Для демонстрации навыков оптимизации системы в бенчмарке Intel XTU, было установлено ограничение частоты процессора в 5 ГГц, и румынский оверклокер Alex@Ro смог показать лучшую эффективность с процессором Intel Core i7-4790K и материнской платой ASUS Maximus VII Gene. В бенчмарке 3DMark Fire Strike Extreme лидерство захватил оверклокер 8 Pack с результатом 8731 marks на одиночной видеокарте ASUS GTX 780 Ti Direct CU II , работающей на частоте 1975 МГц (разгон составил + 118.96%).

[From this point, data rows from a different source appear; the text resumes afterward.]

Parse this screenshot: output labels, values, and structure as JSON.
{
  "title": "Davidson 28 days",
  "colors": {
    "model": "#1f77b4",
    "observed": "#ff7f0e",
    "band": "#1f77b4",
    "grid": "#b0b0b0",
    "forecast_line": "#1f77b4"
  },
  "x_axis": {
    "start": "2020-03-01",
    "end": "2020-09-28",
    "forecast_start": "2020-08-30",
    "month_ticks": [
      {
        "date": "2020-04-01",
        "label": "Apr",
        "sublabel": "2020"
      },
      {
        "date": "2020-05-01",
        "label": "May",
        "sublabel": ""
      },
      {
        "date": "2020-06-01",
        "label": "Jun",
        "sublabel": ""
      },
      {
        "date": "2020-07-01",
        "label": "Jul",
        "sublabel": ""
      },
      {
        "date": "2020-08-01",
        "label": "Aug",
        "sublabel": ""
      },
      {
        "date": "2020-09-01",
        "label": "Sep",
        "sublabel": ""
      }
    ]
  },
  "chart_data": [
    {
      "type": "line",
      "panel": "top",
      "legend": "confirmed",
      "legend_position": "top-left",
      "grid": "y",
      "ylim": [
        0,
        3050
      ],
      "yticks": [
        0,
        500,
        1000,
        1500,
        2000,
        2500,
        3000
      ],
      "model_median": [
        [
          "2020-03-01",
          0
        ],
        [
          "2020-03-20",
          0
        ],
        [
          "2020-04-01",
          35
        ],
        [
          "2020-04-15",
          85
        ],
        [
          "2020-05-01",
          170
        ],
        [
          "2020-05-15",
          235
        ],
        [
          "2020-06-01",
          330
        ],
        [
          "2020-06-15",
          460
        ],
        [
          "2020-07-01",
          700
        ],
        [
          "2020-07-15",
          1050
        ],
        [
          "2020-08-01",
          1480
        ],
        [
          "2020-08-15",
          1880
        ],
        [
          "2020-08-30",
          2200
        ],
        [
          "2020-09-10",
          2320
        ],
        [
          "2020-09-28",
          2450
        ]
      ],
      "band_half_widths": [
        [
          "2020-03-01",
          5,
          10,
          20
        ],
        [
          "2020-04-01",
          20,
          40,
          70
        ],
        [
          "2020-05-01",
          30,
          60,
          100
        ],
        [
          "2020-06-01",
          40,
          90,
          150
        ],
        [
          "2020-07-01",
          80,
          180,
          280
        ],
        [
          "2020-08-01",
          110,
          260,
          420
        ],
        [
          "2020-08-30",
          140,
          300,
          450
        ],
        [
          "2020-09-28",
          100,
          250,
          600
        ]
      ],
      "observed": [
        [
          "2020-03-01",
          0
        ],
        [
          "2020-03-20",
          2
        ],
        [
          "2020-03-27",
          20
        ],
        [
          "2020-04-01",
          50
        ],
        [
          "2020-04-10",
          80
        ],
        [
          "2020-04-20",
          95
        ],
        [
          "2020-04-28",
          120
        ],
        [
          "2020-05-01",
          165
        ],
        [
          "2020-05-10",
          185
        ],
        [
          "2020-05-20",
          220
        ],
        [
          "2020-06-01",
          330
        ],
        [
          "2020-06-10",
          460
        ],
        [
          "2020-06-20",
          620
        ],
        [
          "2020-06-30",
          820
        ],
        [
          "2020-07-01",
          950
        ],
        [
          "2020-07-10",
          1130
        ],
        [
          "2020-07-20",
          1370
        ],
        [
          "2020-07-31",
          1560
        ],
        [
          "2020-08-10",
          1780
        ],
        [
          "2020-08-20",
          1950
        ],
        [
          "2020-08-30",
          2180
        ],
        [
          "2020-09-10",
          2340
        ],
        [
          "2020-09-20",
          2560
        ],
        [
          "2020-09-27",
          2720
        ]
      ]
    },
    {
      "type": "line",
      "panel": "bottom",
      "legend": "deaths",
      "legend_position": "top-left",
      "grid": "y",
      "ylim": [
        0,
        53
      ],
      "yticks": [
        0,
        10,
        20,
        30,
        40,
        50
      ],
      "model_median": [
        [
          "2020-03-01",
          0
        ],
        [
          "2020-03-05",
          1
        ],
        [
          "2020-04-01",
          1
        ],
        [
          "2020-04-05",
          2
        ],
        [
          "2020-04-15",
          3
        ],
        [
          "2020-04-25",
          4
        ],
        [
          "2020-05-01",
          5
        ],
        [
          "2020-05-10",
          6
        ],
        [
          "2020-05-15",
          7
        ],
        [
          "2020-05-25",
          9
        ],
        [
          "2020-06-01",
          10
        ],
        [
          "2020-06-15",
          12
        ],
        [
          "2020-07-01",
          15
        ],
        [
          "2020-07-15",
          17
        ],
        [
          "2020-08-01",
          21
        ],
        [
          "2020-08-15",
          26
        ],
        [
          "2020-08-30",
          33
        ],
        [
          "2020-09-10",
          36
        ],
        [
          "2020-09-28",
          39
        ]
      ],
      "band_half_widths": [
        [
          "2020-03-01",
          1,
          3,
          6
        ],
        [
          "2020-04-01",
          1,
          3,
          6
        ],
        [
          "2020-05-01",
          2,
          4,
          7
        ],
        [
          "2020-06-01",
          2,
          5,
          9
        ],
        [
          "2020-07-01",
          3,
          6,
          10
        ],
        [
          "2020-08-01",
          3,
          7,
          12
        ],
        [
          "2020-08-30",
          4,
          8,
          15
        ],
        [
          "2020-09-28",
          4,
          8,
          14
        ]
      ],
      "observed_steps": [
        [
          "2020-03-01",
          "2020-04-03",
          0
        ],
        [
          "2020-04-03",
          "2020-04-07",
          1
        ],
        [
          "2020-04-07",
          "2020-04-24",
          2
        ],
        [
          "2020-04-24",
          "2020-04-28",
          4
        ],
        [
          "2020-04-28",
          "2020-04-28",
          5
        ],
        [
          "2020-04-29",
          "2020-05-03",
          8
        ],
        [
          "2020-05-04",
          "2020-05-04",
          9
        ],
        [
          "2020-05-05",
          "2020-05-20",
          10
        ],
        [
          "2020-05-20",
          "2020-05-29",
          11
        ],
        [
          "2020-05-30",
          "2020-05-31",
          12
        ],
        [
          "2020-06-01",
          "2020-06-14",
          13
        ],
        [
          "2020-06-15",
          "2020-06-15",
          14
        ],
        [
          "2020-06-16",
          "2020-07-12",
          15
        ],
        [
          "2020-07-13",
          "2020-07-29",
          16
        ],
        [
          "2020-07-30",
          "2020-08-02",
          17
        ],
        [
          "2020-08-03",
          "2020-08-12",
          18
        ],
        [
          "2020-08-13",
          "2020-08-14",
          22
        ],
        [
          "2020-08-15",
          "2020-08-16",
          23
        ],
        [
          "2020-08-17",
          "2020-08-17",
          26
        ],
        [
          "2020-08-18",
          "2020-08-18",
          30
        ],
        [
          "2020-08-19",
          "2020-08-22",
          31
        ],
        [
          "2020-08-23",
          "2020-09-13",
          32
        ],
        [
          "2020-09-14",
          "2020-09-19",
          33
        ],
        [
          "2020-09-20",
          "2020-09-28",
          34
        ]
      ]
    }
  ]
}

В бенчмарке PiFast 8 Pack снова показал лучший результат – 10,9 секунд, опередив французского оверклокера Wizerty всего лишь на 20 миллисекунд, результат француза – 10,11 секунд. 

   По итогам квалификационного этапа 16 участников, показавших лучшие результаты, были распределены на 8 команд по 2 участника в каждой и начали готовиться к финальной части чемпионата AOOC 2014. Им предстоит побороться за внушительный призовой фонд в размере 10000$, а также другие ценные призы от ASUS Republic of Gamers. 

*Список оборудования для финальной части чемпионата AOOC 2014.

*Борьбу за первенство оверклокеры будут вести на следующем новейшем оборудовании:

• процессор Intel Core i7-5960X;
• материнская плата ASUS Rampage V Extreme;
• видеокарта ASUS GTX 980 STRIX;
• оперативная память Corsair Dominator 2800 MHz LPX 4x4GB DDR4;
• блок питания Corsair AXi series PSU.

----------